Friday, January 09, 2015

When a joke is no laughing matter

Jokes in newsrooms are often freeflowing and are frequently profane. They’re often riotously funny for the people involved in what is a stressful job.

That is, they’re funny until the jokes get into print.

That’s a lesson The News-Enterprise in Hardin County, Kentucky found out the hard way.

During the publication of Thursday’s edition, two copy editors decided to make a joke out of a quote from Sheriff John Ward about why people go into law enforcement.

In a paraphrased statement, the newspaper reported that Ward said they do so “because they have a desire to shoot minorities.”

As editor Ben Sheroan wrote in an editorial recounting the critical blunder, “Sheriff Ward is not responsible for the statement.

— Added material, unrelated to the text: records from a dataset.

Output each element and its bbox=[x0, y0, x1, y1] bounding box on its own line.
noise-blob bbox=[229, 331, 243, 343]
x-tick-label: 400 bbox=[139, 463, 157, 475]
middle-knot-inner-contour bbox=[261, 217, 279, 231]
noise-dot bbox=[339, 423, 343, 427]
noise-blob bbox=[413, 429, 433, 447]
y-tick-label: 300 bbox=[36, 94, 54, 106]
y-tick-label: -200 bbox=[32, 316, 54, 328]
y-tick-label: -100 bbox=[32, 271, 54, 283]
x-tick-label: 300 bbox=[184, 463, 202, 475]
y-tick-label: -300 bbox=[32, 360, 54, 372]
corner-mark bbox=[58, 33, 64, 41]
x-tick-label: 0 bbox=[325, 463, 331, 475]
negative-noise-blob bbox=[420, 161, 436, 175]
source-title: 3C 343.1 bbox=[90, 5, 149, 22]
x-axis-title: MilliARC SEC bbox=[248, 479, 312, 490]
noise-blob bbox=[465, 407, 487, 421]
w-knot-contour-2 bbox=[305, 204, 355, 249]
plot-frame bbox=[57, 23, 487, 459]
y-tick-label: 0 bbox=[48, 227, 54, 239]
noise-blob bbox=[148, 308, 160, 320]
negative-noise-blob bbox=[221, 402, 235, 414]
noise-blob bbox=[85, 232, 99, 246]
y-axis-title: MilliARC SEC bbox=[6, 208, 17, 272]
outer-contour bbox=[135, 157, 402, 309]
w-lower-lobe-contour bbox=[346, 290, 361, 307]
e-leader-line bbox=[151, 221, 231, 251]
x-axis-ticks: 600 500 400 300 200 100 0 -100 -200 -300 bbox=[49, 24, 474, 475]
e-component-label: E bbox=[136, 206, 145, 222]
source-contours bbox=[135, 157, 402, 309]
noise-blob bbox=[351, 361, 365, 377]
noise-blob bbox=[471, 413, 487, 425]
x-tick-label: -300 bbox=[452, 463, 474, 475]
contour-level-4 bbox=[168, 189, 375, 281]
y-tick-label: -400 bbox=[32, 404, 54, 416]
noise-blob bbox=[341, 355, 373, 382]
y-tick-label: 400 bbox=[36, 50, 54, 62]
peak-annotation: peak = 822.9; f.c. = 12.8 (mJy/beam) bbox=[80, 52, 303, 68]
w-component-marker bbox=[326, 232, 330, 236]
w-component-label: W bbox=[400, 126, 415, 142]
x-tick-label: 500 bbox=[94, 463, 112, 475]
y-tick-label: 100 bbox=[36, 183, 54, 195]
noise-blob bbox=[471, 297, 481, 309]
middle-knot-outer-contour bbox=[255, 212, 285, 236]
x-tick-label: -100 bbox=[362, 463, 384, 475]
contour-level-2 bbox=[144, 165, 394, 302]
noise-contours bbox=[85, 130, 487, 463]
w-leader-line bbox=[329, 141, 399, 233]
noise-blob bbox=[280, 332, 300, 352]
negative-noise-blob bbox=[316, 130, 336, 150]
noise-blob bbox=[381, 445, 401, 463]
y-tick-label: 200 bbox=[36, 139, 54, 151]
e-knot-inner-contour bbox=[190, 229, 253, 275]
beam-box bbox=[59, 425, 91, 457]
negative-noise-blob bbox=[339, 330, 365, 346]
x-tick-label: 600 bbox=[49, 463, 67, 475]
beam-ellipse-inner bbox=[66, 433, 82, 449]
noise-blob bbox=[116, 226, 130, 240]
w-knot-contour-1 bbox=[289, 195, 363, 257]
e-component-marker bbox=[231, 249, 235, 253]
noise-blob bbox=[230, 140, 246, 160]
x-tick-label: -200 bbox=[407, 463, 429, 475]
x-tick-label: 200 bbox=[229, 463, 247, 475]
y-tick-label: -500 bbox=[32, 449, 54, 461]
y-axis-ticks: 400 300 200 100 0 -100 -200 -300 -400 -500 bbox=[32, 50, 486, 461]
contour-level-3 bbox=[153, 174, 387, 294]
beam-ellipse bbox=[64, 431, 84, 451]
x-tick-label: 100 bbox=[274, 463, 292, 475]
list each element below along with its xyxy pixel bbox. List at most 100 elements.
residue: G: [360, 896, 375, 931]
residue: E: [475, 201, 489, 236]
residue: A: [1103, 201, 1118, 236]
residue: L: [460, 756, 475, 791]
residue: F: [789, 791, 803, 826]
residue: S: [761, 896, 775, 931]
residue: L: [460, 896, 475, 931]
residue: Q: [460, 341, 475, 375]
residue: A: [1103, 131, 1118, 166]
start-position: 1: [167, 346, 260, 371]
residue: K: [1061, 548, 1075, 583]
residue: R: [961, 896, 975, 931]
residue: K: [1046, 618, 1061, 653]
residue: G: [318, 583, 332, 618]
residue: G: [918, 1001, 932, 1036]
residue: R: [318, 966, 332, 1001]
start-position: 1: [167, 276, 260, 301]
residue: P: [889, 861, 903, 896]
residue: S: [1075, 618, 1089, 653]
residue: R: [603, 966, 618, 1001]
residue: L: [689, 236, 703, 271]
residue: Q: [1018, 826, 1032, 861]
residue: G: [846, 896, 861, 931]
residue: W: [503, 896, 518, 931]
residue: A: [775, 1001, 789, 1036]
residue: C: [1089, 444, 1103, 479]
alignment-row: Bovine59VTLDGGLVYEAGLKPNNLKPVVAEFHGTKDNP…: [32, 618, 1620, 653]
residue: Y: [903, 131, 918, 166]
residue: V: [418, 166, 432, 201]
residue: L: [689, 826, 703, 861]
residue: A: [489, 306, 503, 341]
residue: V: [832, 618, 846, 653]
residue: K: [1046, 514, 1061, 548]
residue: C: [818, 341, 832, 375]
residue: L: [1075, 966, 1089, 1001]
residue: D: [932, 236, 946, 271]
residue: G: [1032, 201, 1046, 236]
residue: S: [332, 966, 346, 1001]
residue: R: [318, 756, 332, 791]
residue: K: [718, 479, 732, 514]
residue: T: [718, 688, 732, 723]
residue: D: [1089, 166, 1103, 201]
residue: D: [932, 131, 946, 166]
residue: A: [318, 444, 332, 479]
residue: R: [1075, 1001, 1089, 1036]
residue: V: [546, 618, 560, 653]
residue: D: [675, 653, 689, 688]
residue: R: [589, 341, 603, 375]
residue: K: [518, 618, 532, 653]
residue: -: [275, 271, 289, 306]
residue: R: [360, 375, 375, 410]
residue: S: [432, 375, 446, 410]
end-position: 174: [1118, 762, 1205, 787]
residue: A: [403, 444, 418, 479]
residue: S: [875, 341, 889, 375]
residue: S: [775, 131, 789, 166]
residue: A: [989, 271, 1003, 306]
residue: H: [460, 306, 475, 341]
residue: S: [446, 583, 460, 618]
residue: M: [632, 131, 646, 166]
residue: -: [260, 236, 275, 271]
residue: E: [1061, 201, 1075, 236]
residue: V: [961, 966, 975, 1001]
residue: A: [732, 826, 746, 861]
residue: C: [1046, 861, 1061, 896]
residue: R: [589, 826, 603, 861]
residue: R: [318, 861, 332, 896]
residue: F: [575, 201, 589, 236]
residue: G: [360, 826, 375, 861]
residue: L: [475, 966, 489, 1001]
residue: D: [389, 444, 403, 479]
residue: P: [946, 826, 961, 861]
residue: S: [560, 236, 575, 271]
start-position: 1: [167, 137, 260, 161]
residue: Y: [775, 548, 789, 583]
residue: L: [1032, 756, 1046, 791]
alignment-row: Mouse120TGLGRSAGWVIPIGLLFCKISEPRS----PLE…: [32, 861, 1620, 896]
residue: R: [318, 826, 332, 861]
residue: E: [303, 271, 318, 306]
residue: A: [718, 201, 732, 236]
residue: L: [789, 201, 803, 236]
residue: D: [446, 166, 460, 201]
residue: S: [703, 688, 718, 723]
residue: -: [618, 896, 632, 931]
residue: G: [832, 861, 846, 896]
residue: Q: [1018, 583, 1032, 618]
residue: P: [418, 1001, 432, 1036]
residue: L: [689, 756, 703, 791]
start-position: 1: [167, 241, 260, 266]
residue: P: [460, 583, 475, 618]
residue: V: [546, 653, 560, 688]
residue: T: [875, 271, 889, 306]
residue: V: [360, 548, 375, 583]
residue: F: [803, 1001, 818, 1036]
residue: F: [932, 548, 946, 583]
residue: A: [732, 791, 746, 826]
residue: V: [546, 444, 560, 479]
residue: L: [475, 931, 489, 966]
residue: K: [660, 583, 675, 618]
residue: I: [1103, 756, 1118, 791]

He said nothing of the sort.”

The result of the major error is that two copy editors now find themselves out of a job, a reporter finds herself with major egg on her face through no fault of her own and, as Sheroan wrote, the newspaper blew years of trust up in a cloud of smoke.

Sheroan wrote that many angry callers demanded to know if anyone proofreads the newspaper before it goes into print.

Unfortunately, as he wrote, “that’s where the error took place.

“A function and process designed to rid the news pages of error instead added a terrible one that altered the reporter’s original sentence,” he wrote.

To his credit, he also didn’t try to offer a justification for what happened.

“No reasonable excuse can exist.”

Adding in a joke that makes it into print and embarrasses a newspaper is bad enough. Years ago, a copy editor put in a placeholder caption for a person he or she was trying to identify and wrote, “some [expletive].” Unfortunately for everyone involved, that expletive referring to the performer of an act of sexual intercourse made it into print.

Another embarrassing mistake happened when The Bucks Local News, a newspaper based in Pennsylvania, printed an insult of Philadelphia Phillies outfielder Domonic Brown referring to the unusual spelling of his first name.

“*NFP: DOMONIC IS SPELLED RIGHT, HE'S JUST AN IDIOT*”

“NFP” stands for Not for Publication. It was apparently intended for copy editors to not try to spell Domonic in a more traditional manner. Instead, it resulted in a major embarrassment, which resulted in writer Matthew Friedman writing, “the only idiot in this case is me.”

Perhaps in Friedman’s case it was. But these cases point to a critical flaw when it comes to journalism, in particular print media. Story after story of newspapers cutting jobs and some newspapers closing their doors have been rampant over the years. So, too, were directives from newspaper management to “do more with less.”

There’s a huge flaw in that directive. Too often, staffs have been cut to the bone, and in some cases, into the bone, leaving overworked reporters and editors, some of whom end up taking on added responsibilities that they aren’t trained in or aren’t good at.

Some newspapers require their reporters to take photos instead of having a photographer. Some reporters can take photos well. Some can’t. Either way, a reporter having to take photos will see the quality of his or her work suffer in the process.

If a newspaper or a chain of papers takes away a copy editor from a large copy desk, it may have a minimal impact. But if it’s several copy editors who go, it makes it much harder for the people who are left to catch mistakes or write captions or headlines facing mounting deadline pressure.

None of that excuses the horrible mistake on Thursday that resulted in an embarrassing error that looks even worse considering the state of race relations in this country. It shows an appalling lack of sense on the part of the copy editors involved to even make the joke, let alone to allow the joke to make it into print.

The impact to the newspaper itself is a clear loss of credibility, major embarrassment for the reporter involved for that mistake to appear in a story with her byline on it, and a community that is now up in arms. In an age of heightened racial tensions, the impact could have been much, much worse.